The authors compare base model performance across general, mathematical, and coding benchmarks for the proposed iLLaDA 8B diffusion model against LLaDA 8B, Dream 7B, and the autoregressive Qwen2.5 7B. Results indicate that iLLaDA 8B achieves the highest average performance, showing substantial improvements over the previous LLaDA model. While iLLaDA 8B outperforms the autoregressive Qwen2.5 7B on several reasoning and general tasks, the autoregressive model retains advantages in specific coding and advanced math areas. iLLaDA 8B obtains the highest average score across all categories, demonstrating significant gains over the LLaDA 8B baseline. iLLaDA 8B surpasses the autoregressive Qwen2.5 7B on general understanding and reasoning benchmarks such as MMLU, BBH, and ARC-Challenge. The autoregressive Qwen2.5 7B and Dream 7B models retain performance advantages on code generation tasks, leading on MBPP and HumanEval respectively.
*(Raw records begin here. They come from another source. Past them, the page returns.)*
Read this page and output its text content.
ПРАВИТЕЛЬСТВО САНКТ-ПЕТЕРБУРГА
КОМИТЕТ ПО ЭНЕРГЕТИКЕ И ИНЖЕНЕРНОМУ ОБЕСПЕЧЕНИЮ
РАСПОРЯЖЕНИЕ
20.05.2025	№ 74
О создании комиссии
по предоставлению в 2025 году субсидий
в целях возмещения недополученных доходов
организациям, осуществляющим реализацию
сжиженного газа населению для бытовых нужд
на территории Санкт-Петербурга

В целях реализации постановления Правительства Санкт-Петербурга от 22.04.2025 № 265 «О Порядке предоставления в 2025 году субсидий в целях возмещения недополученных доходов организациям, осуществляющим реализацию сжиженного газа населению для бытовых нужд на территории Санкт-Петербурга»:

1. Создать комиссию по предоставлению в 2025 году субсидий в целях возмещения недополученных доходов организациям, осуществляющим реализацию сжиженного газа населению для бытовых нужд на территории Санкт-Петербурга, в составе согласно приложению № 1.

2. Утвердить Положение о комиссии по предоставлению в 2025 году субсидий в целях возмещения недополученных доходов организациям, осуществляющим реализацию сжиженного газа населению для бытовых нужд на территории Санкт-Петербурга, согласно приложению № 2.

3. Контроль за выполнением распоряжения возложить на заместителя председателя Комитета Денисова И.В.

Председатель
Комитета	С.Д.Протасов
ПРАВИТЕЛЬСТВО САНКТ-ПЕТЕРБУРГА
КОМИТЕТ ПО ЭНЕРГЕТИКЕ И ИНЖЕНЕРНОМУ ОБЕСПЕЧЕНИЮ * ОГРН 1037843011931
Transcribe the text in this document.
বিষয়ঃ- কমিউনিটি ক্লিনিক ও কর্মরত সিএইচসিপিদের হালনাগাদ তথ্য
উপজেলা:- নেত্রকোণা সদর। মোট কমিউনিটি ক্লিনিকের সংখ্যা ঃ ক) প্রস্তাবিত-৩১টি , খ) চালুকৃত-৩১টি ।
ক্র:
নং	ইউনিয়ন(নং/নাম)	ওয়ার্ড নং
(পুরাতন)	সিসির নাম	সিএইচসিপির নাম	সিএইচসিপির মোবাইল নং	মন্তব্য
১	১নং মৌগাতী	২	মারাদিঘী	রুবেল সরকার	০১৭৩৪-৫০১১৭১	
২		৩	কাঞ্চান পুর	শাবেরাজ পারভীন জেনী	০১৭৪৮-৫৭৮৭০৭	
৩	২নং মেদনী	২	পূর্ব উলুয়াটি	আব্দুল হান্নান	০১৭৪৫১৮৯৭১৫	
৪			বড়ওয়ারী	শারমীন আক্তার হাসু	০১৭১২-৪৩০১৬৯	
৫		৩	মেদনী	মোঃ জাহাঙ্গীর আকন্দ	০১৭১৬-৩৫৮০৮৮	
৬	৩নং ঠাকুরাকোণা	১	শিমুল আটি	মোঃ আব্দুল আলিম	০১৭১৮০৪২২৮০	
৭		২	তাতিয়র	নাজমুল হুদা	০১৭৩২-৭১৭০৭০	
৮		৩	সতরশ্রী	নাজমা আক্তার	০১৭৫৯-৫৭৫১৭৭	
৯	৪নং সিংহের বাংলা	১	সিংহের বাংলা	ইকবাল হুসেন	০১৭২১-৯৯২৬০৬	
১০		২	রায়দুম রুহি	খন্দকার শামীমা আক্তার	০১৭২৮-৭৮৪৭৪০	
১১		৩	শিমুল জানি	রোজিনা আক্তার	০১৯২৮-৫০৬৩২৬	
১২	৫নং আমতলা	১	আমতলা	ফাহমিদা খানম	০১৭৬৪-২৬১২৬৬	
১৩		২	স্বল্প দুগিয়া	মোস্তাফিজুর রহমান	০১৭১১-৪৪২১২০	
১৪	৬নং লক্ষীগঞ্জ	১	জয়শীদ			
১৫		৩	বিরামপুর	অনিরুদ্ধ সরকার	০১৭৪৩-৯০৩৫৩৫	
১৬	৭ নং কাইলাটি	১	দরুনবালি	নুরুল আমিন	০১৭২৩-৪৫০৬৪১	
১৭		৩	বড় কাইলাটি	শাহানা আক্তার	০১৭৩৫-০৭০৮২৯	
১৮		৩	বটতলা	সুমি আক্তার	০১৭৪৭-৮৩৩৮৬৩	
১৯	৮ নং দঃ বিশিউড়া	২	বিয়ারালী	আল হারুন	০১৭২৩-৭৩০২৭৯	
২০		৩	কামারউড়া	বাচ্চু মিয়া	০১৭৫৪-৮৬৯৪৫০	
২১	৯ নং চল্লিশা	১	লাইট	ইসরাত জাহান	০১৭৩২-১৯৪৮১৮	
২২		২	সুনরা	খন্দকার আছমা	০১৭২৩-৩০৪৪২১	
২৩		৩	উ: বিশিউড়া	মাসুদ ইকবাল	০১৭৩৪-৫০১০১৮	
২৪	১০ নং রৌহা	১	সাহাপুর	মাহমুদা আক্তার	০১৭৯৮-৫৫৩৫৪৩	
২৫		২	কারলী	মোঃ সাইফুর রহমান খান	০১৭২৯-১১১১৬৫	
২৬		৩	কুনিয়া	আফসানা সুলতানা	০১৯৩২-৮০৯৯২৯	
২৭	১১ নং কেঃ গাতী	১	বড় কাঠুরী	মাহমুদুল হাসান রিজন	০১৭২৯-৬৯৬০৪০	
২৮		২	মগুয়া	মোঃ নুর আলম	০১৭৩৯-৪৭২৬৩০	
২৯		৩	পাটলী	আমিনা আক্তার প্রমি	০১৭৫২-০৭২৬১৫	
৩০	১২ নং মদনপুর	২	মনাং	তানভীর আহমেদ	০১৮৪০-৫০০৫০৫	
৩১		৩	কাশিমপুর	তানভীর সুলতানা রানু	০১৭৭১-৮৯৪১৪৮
The authors conduct an ablation study on multiple-choice scoring rules, comparing a likelihood-based approach with a confidence-based scoring method. Results indicate that the confidence-based scoring rule consistently outperforms the likelihood baseline across various benchmarks, motivating its adoption for multiple-choice evaluations. Confidence-based scoring achieves higher performance than likelihood-based scoring across all tested benchmarks. The improvement is observed in general language understanding tasks such as PIQA and HellaSwag. The confidence-based approach also yields better results on the ARC-Challenge benchmark.
The evaluation compares iLLaDA, a bidirectional masked diffusion language model, against prior diffusion models and an autoregressive baseline across general understanding, mathematical reasoning, and coding benchmarks. iLLaDA consistently achieves the highest average performance among diffusion models and narrows the gap with the autoregressive model, even surpassing it on certain multi-task understanding and reasoning benchmarks such as MMLU, BBH, and ARC-Challenge. An ablation on multiple-choice scoring further shows that a confidence-based rule robustly outperforms likelihood-based scoring, which is adopted for all evaluations. Overall, iLLaDA demonstrates strong and competitive capabilities, particularly in reasoning and comprehension, though autoregressive models retain advantages in some coding tasks.